# Multi-Node Training

Multi-node training uses more than one machine for a single training job. Each machine contributes one or more accelerators, and all machines cooperate to train the same model.

A node is one physical or virtual machine. A typical node may contain 4 or 8 GPUs. If we train on 4 nodes with 8 GPUs each, the job uses 32 GPUs.

$$
\text{world size} =
\text{number of nodes}
\times
\text{GPUs per node}.
$$

For 4 nodes and 8 GPUs per node:

$$
\text{world size} = 4 \times 8 = 32.
$$

Multi-node training extends the ideas from single-node distributed training. We still need ranks, process groups, distributed samplers, gradient synchronization, checkpointing, and failure handling. The difference is that communication now crosses machine boundaries, so networking becomes a first-class part of the training system.

### Why Multi-Node Training Is Used

A single machine can provide only limited compute and memory. Multi-node training is used when a job needs:

| Need | Explanation |
|---|---|
| More throughput | More GPUs process more examples per second |
| Larger global batch size | Many workers contribute to one optimizer step |
| Larger model capacity | Model, optimizer state, or activations may be partitioned |
| Faster experimentation | Shorter wall-clock training time |
| Large-scale pretraining | Foundation models require many accelerator-hours |

For small models, multi-node training may add unnecessary complexity. For large models, it becomes unavoidable.

### Process Layout

The common layout is one process per GPU.
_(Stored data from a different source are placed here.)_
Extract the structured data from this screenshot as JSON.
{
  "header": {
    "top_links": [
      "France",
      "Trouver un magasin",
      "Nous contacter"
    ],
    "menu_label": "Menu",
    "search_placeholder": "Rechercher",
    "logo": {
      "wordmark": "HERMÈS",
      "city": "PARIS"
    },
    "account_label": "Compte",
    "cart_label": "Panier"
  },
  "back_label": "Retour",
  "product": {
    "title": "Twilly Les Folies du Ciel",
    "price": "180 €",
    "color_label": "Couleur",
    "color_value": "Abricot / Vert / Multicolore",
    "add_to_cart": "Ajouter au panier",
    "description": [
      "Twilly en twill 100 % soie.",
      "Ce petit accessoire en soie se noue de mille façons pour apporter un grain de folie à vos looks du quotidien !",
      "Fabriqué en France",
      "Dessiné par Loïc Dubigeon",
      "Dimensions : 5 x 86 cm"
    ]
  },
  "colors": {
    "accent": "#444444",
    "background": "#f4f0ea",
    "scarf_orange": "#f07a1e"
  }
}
If each node has 8 GPUs and we use 4 nodes, we launch 32 processes.

Each process receives:

| Identifier | Meaning |
|---|---|
| `RANK` | Global process ID |
| `LOCAL_RANK` | GPU index within the current node |
| `WORLD_SIZE` | Total process count |
| `LOCAL_WORLD_SIZE` | Process count within the current node |

Example:

| Node | Local GPU | Global rank | Local rank |
|---|---:|---:|---:|
| 0 | 0 | 0 | 0 |
| 0 | 1 | 1 | 1 |
| 0 | 7 | 7 | 7 |
| 1 | 0 | 8 | 0 |
| 1 | 7 | 15 | 7 |
| 3 | 7 | 31 | 7 |

The global rank identifies the process across the whole job. The local rank selects the GPU on the current node.

### Launching with `torchrun`

PyTorch commonly launches multi-node jobs with `torchrun`.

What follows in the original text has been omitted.